Acoustic treatment really does work; however, it’s essential to evaluate the bare studio room in which you’ll be doing so. Lots of folks start out by planing on setting up a recording studio by immediately reaching for professional acoustic treatment. Nevertheless, this isn’t a good first step. In contrast, what you must do, before anything else, is evaluating, testing, and diagnosing the space. In this article, we’ll cover some basic evaluation techniques. You can (and must) apply them before going out and spending money on acoustic treatment you might not need.
Evaluate your Bare Studio Room: Selection
Firstly, we recommend that you find a suitable room in your house or apartment. This must be one that’s the furthest apart from sound pollution. For example, the one that’s furthest from a street. So, when you have that figured out, follow the next steps provided.

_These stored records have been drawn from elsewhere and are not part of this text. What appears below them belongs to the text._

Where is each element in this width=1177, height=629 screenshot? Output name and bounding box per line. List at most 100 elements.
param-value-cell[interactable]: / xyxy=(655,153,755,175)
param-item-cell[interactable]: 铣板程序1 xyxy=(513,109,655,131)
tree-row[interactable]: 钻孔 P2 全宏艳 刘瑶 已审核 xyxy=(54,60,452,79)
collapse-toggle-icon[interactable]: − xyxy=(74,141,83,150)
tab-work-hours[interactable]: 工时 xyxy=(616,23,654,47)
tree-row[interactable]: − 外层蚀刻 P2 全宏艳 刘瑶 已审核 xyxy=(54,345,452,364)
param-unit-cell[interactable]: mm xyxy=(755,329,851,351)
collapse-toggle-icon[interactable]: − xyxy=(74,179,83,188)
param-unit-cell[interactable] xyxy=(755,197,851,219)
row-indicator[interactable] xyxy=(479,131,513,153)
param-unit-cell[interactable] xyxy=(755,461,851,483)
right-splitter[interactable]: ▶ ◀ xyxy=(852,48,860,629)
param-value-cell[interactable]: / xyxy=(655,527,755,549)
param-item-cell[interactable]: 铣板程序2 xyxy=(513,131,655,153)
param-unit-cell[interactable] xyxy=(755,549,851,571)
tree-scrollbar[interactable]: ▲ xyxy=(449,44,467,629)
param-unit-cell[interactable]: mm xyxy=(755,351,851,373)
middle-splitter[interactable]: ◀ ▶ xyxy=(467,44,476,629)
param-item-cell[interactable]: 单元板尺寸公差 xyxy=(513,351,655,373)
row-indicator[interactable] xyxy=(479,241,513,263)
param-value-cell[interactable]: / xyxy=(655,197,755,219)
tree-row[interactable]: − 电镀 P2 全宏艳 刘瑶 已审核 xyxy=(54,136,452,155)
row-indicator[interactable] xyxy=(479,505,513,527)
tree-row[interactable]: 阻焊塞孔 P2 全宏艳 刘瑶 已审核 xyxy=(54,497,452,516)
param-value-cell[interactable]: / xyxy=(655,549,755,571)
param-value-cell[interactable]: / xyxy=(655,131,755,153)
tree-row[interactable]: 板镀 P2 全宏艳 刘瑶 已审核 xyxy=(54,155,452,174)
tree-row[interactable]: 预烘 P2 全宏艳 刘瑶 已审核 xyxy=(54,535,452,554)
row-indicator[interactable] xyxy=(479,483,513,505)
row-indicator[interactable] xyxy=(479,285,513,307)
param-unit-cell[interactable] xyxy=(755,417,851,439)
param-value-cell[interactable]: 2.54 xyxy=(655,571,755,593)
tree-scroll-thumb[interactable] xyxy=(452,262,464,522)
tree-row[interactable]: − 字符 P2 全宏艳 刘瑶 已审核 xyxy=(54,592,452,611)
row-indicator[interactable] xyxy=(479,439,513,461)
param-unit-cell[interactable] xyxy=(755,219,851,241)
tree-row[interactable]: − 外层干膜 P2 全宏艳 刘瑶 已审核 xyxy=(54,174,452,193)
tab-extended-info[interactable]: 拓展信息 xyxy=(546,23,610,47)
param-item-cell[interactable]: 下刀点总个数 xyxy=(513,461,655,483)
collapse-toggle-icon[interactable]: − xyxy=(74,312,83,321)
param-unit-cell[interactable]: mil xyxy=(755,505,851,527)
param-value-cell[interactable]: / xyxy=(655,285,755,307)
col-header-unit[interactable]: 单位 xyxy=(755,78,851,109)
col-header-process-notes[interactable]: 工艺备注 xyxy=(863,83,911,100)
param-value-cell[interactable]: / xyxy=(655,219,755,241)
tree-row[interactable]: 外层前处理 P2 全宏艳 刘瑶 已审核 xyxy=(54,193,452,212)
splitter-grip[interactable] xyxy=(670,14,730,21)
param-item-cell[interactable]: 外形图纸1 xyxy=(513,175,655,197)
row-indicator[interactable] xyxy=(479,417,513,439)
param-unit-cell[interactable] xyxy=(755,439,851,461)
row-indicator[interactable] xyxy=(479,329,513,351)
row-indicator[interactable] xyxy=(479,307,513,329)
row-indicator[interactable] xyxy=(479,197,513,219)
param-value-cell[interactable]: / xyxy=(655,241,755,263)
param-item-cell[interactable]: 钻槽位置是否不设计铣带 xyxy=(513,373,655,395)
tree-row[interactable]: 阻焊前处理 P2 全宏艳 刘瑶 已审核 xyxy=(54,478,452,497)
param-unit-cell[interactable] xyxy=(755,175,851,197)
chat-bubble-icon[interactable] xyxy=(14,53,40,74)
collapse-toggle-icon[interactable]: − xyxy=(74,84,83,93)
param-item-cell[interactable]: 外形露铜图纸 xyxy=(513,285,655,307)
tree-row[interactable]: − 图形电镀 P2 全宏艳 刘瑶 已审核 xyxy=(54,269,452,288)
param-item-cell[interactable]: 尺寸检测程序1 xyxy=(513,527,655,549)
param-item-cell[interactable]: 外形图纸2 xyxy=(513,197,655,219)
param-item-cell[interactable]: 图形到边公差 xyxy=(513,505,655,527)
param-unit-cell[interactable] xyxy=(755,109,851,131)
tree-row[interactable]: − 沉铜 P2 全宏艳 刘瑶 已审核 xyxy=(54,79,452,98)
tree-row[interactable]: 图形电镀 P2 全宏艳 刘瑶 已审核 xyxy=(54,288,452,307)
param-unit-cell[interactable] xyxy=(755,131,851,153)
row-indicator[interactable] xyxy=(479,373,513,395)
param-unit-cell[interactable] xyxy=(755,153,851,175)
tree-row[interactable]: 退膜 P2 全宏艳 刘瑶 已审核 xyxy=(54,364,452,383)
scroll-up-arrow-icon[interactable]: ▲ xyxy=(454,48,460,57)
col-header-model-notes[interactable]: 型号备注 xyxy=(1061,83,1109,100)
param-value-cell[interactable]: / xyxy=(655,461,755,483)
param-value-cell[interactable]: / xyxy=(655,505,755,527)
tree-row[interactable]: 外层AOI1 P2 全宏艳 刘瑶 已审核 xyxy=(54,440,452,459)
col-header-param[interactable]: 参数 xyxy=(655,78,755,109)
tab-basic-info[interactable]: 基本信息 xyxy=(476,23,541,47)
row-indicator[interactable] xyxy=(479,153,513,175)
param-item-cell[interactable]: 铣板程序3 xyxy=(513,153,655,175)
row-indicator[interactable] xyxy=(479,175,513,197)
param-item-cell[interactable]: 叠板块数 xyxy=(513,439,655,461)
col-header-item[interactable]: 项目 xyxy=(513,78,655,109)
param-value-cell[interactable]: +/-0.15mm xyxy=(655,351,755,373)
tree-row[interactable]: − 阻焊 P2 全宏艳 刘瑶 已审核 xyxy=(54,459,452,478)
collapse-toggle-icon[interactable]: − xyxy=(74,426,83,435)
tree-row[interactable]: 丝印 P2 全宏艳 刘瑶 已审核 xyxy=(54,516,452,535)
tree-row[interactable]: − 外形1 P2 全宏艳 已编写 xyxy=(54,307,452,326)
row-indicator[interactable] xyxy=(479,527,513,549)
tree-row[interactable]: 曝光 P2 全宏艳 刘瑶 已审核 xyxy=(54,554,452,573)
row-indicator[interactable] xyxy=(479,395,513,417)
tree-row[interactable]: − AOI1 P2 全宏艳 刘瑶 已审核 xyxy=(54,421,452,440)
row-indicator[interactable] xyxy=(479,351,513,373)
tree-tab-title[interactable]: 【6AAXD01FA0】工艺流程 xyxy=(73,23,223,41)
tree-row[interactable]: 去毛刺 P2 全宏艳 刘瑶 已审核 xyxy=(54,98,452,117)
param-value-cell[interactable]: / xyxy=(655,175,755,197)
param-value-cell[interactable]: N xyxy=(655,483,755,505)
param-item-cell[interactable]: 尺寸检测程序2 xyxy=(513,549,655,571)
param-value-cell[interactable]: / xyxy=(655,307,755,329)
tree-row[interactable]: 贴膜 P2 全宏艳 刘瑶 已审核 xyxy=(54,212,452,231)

Clap, Clap, Clap your Hands!
To evaluate your bare studio room, walk around the space and clap your hands as loud as you can. Do so from every corner possible and listen carefully. Pay special attention to the reverberations that result from your clapping. If you can perceive a ringing sound that resembles a metallic one, this means that the room is small. In other words, you’ll need more absorption to find a dryer sound.

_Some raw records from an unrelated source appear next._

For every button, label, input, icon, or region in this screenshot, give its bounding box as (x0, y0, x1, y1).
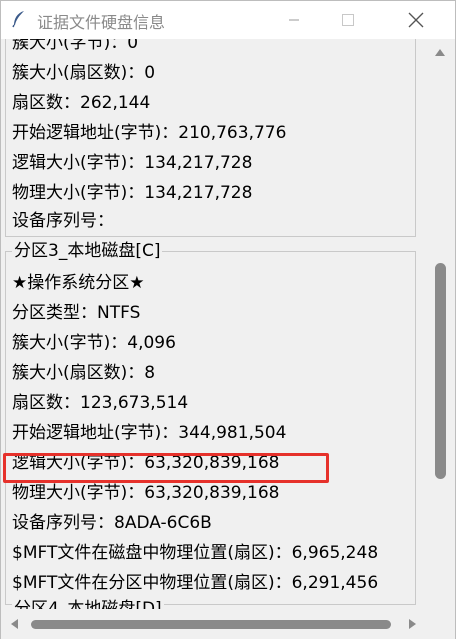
maximize-button[interactable] (325, 1, 371, 39)
info-line: 开始逻辑地址(字节)：210,763,776 (12, 123, 287, 143)
minimize-icon (289, 19, 299, 21)
scrollbar-corner (426, 611, 455, 639)
scroll-left-icon[interactable] (11, 619, 18, 629)
info-line: 扇区数：262,144 (12, 93, 151, 113)
info-line: 簇大小(字节)：4,096 (12, 333, 176, 353)
feather-icon (12, 11, 24, 28)
info-line: $MFT文件在分区中物理位置(扇区)：6,291,456 (12, 573, 379, 593)
info-line: 扇区数：123,673,514 (12, 393, 189, 413)
info-line: 簇大小(扇区数)：0 (12, 63, 156, 83)
info-line: 物理大小(字节)：63,320,839,168 (12, 483, 280, 503)
info-scroll-area[interactable]: 簇大小(字节)：0 簇大小(扇区数)：0 扇区数：262,144 开始逻辑地址(… (1, 39, 426, 609)
info-line: 设备序列号： (12, 211, 114, 231)
scroll-right-icon[interactable] (409, 619, 416, 629)
close-icon (408, 12, 424, 28)
info-line: 簇大小(字节)：0 (12, 39, 139, 53)
start-logical-address-line: 开始逻辑地址(字节)：344,981,504 (12, 423, 287, 443)
maximize-icon (342, 14, 354, 26)
highlight-box (3, 453, 329, 483)
horizontal-scroll-thumb[interactable] (31, 620, 391, 629)
info-line: ★操作系统分区★ (12, 273, 145, 293)
partition3-group: 分区3_本地磁盘[C] ★操作系统分区★ 分区类型：NTFS 簇大小(字节)：4… (5, 241, 416, 605)
info-line: 逻辑大小(字节)：134,217,728 (12, 153, 253, 173)
info-line: 簇大小(扇区数)：8 (12, 363, 156, 383)
partition4-title: 分区4_本地磁盘[D] (12, 599, 164, 609)
evidence-disk-info-window: 证据文件硬盘信息 簇大小(字节)：0 簇大小(扇区数)：0 扇区数：262,14… (0, 0, 456, 639)
partition-prev-group: 簇大小(字节)：0 簇大小(扇区数)：0 扇区数：262,144 开始逻辑地址(… (5, 39, 416, 237)
title-bar[interactable]: 证据文件硬盘信息 (1, 1, 455, 39)
vertical-scroll-thumb[interactable] (435, 263, 446, 479)
close-button[interactable] (393, 1, 439, 39)
scroll-up-icon[interactable] (435, 49, 445, 56)
info-line: 设备序列号：8ADA-6C6B (12, 513, 212, 533)
window-title: 证据文件硬盘信息 (37, 13, 166, 32)
info-line: 物理大小(字节)：134,217,728 (12, 183, 253, 203)
minimize-button[interactable] (271, 1, 317, 39)
partition3-title: 分区3_本地磁盘[C] (12, 241, 163, 261)
info-line: 分区类型：NTFS (12, 303, 141, 323)
info-line: $MFT文件在磁盘中物理位置(扇区)：6,965,248 (12, 543, 379, 563)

If clapping your hands around the space produces a pleasant reverberation, then you’re in a larger room with high ceilings. This means that you’ll need less acoustic treatment. (Even though it’s true that all rooms could benefit from a little acoustic treatment.) If you need some reference points to fine-tune your judgement, you could apply the same technique in other rooms. Take note in which of them sound better and why. After you start installing your first acoustic treatments in your designated studio room, use the clapping test through the process and observe how sound changes.